Conservationist and economist Reid and the late biologist/ecologist Lovejoy (1941–2021) present a compelling argument for conserving the last five megaforests of the world: the two boreal forests of North America and Russia as well as megaforests located in New Guinea, the Congo, and the Amazon. Megaforests provide intact forest landscapes: areas of at least 500 square kilometers that are free of roads, power lines, mines, cities, and industrial farms. While termed megaforests, these lands contain other types of landscapes, such as wetlands, rivers, and mountaintops. Through this accessible narrative, readers get an up-close view of these different forests, including the Indigenous people who live there and the scientists who are working to preserve these areas.
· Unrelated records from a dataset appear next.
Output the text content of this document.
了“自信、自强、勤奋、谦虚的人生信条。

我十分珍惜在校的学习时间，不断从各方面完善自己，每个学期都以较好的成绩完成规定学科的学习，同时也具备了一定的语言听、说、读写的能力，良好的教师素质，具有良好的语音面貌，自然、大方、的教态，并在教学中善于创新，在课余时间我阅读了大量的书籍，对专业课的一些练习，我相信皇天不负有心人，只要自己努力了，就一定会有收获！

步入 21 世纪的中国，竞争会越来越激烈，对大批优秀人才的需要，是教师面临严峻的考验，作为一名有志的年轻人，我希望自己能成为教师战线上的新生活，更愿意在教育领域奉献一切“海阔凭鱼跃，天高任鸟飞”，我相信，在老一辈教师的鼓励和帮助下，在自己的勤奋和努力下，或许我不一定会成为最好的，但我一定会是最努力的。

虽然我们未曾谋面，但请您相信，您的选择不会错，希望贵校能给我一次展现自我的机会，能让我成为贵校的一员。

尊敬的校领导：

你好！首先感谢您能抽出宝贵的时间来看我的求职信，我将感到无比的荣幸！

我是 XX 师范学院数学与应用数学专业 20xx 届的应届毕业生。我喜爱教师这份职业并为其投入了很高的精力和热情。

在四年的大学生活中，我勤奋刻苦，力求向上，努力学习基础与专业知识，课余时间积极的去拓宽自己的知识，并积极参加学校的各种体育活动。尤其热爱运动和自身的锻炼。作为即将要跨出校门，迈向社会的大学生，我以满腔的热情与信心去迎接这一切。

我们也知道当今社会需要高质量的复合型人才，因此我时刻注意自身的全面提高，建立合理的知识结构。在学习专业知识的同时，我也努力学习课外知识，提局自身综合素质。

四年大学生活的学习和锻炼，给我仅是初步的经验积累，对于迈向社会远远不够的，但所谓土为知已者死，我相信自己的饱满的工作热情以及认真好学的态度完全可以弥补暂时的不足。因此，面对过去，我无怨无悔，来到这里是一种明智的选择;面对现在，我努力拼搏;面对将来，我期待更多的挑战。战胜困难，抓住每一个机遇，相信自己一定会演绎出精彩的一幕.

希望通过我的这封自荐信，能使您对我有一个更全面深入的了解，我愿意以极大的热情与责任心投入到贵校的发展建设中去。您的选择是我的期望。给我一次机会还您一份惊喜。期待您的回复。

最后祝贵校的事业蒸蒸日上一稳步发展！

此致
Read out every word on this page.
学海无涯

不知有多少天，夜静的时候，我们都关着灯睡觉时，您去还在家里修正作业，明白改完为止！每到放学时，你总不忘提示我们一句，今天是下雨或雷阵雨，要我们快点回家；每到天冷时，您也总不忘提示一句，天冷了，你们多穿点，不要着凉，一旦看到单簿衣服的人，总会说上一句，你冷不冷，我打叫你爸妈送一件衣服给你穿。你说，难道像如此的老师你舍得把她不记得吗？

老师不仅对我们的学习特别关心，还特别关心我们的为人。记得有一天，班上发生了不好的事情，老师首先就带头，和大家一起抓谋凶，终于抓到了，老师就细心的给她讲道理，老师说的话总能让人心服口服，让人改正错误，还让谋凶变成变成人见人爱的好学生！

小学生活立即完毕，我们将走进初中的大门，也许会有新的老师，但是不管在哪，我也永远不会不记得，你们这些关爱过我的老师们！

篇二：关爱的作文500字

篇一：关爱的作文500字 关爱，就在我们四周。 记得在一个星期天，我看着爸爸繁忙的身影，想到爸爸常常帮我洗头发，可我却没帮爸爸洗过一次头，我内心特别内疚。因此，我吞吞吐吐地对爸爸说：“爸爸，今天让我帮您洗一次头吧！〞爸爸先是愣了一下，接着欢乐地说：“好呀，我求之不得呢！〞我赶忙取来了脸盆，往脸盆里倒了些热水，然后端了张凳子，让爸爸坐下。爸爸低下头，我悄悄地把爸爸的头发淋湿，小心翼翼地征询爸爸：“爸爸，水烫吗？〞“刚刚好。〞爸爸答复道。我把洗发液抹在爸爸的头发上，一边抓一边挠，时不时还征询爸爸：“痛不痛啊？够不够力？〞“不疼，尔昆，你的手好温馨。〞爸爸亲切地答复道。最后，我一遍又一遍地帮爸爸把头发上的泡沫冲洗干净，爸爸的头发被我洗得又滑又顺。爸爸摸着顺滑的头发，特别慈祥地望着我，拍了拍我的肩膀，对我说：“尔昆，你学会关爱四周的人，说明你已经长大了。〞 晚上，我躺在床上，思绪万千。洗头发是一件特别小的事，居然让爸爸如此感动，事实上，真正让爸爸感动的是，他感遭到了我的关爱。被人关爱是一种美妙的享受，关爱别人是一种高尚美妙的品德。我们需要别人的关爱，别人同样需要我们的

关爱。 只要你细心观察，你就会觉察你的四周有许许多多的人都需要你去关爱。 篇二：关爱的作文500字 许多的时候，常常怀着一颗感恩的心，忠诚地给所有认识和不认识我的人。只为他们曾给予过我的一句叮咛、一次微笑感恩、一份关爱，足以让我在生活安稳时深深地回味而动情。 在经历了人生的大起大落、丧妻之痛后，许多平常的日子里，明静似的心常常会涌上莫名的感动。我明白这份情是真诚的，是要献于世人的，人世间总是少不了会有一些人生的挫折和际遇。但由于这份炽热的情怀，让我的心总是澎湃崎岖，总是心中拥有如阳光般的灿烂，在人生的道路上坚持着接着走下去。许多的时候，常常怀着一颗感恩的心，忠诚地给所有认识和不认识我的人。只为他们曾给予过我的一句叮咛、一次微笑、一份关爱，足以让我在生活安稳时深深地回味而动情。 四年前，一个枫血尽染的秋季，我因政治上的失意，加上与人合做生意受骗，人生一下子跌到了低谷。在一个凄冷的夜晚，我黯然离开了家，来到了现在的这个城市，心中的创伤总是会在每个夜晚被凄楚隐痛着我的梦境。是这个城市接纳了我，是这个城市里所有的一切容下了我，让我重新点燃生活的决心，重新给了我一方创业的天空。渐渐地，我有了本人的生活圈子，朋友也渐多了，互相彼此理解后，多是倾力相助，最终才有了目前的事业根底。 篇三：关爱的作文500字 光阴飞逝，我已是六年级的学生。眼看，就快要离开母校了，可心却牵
The argument for the preservation of these important places is in line with the Intergovernmental Panel on Climate Change's recommendation that forest loss needs to stop completely by 2030. Preserving these unique megaforests will be crucial to stopping climate change.
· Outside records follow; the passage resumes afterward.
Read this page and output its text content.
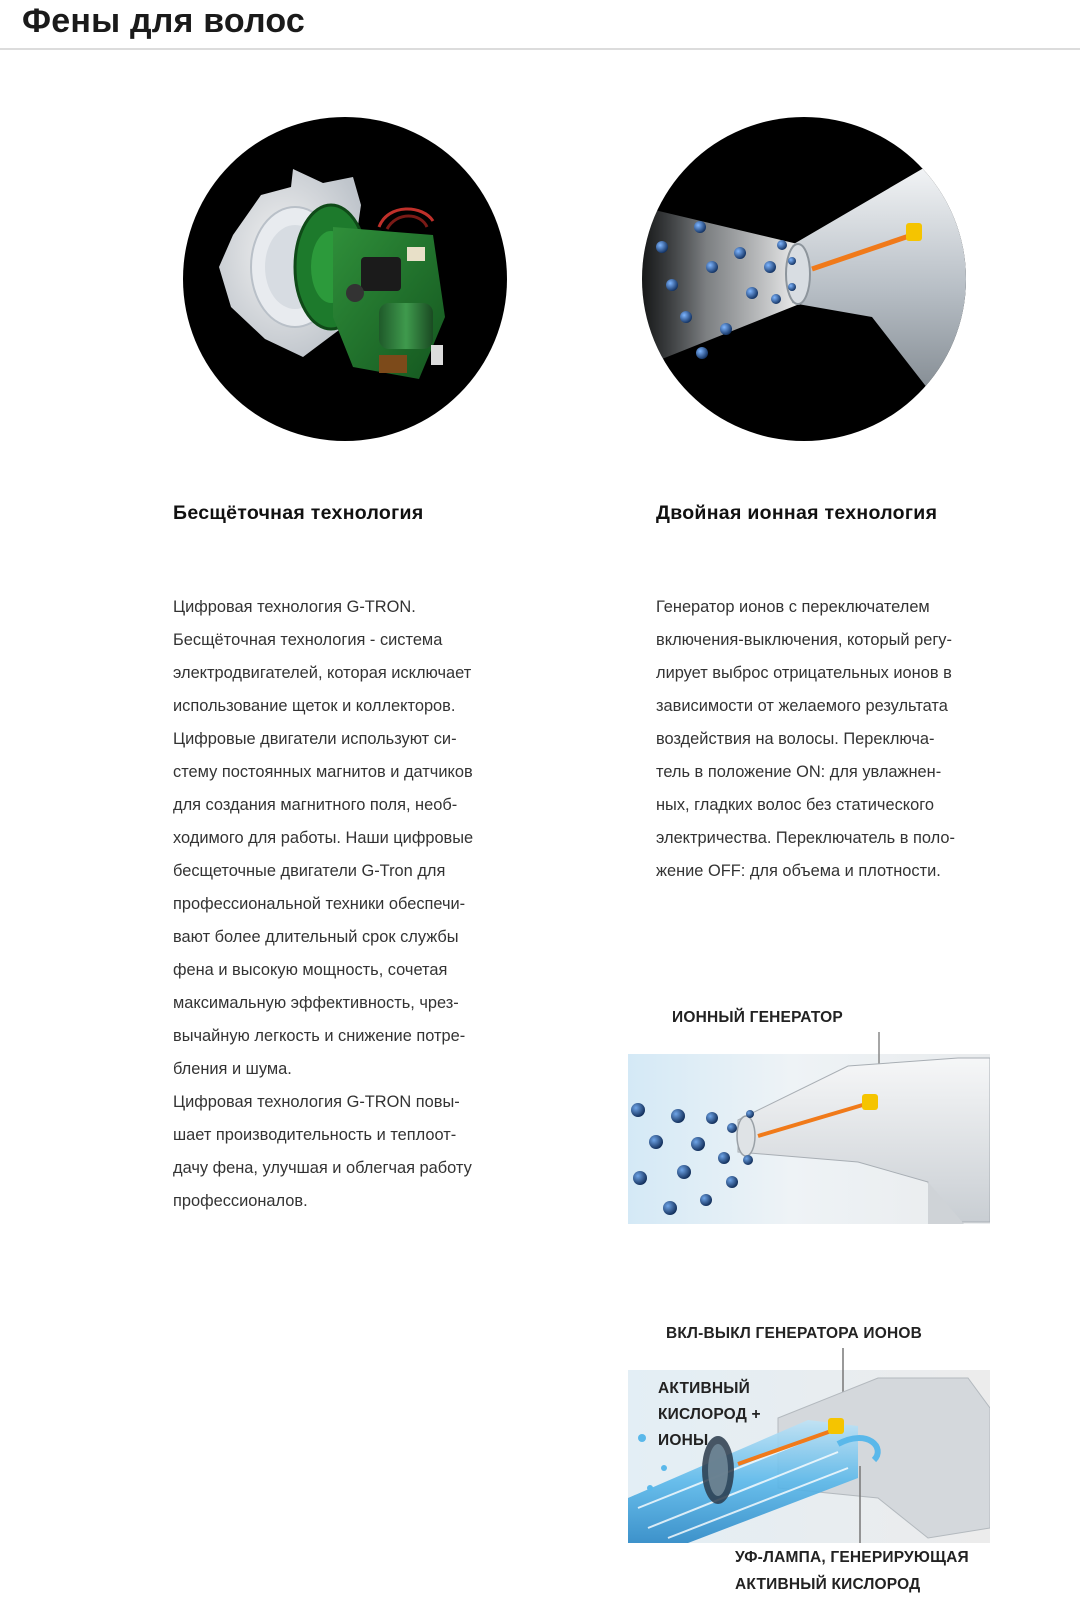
Фены для волос
Бесщёточная технология
Цифровая технология G-TRON.
Бесщётoчная технология - система
электродвигателей, которая исключает
использование щеток и коллекторов.
Цифровые двигатели используют си-
стему постоянных магнитов и датчиков
для создания магнитного поля, необ-
ходимого для работы. Наши цифровые
бесщеточные двигатели G-Tron для
профессиональной техники обеспечи-
вают более длительный срок службы
фена и высокую мощность, сочетая
максимальную эффективность, чрез-
вычайную легкость и снижение потре-
бления и шума.
Цифровая технология G-TRON повы-
шает производительность и теплоот-
дачу фена, улучшая и облегчая работу
профессионалов.
Двойная ионная технология
Генератор ионов с переключателем
включения-выключения, который регу-
лирует выброс отрицательных ионов в
зависимости от желаемого результата
воздействия на волосы. Переключа-
тель в положение ON: для увлажнен-
ных, гладких волос без статического
электричества. Переключатель в поло-
жение OFF: для объема и плотности.

ИОННЫЙ ГЕНЕРАТОР

ВКЛ-ВЫКЛ ГЕНЕРАТОРА ИОНОВ

АКТИВНЫЙ
КИСЛОРОД +
ИОНЫ
УФ-ЛАМПА, ГЕНЕРИРУЮЩАЯ
АКТИВНЫЙ КИСЛОРОД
VERDICT This absorbing book provides an in-depth treatment of these boreal and tropical forests and why their preservation is a crucial step to mitigate climate change. —Diana Hartle
Why saving the world’s remaining megaforests is crucial to saving the planet.
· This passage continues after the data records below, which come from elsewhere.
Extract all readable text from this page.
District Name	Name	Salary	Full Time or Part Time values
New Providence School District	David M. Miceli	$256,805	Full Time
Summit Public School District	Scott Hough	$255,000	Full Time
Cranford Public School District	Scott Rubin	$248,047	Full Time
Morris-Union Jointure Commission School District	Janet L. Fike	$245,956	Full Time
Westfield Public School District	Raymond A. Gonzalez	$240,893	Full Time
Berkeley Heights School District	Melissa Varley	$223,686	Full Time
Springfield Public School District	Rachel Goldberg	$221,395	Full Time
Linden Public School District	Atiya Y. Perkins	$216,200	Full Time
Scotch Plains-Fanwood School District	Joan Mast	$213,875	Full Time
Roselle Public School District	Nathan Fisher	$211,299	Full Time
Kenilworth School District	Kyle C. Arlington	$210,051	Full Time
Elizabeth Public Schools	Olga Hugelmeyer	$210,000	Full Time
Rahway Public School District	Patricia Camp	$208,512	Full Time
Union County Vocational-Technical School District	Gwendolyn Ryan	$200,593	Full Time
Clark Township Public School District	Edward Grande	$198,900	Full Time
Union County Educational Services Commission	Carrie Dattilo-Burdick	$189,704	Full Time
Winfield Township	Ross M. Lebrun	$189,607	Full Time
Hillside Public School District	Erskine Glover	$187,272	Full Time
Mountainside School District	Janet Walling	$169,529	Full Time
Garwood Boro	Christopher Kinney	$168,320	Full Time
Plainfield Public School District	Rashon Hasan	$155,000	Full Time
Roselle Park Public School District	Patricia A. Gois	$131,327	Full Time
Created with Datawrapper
In this captivating book, Reid and Lovejoy take readers on a journey through the five remaining megaforests—New Guinea, the Congo, the Amazon, the North American boreal zone, and the taiga—vividly describing each region’s native plants and animals as well as their diverse Indigenous populations and cultures. “Megaforests hold staggering human diversity,” write the authors. “Over a quarter of Earth’s languages are spoken in the world’s largest woodlands.” Throughout, the authors make consistently compelling arguments about the importance of saving these regions—not just for the flora and fauna, but for the human denizens. “Over 10 percent of intact forest landscapes were fragmented or lost between 2000 and 2016,” they write. Saving intact forests is vital to combatting rising global temperatures and “once-in-a-century” fires, droughts, floods, and storms that now occur frequently. Reid and Lovejoy point out that one of the primary benefits of megaforests is their ability to remove massive amounts of carbon dioxide from the atmosphere. The plants in these regions are also used by Native peoples for household items, clothing, and medicine. In order for megaforest conservation to work, limiting roads is the most important factor, as the majority of deforestation occurs near roads and navigable waterways. In their call to action, the authors offer feasible methods to make a difference, refreshingly noting that “yes, our individual choices matter.” Sending a message from the inhabitants of the regions, the authors also invite readers to “Go see a big forest! The people who live there want you to experience, directly and with all your senses, what we’ve done our best to hint at between these covers.” Although the idea of saving the forests is hardly new, the language and details the authors use (as well as the included images) to describe these regions lead to an especially powerful message.
A highly readable, eloquent reminder of the dire importance of our forests.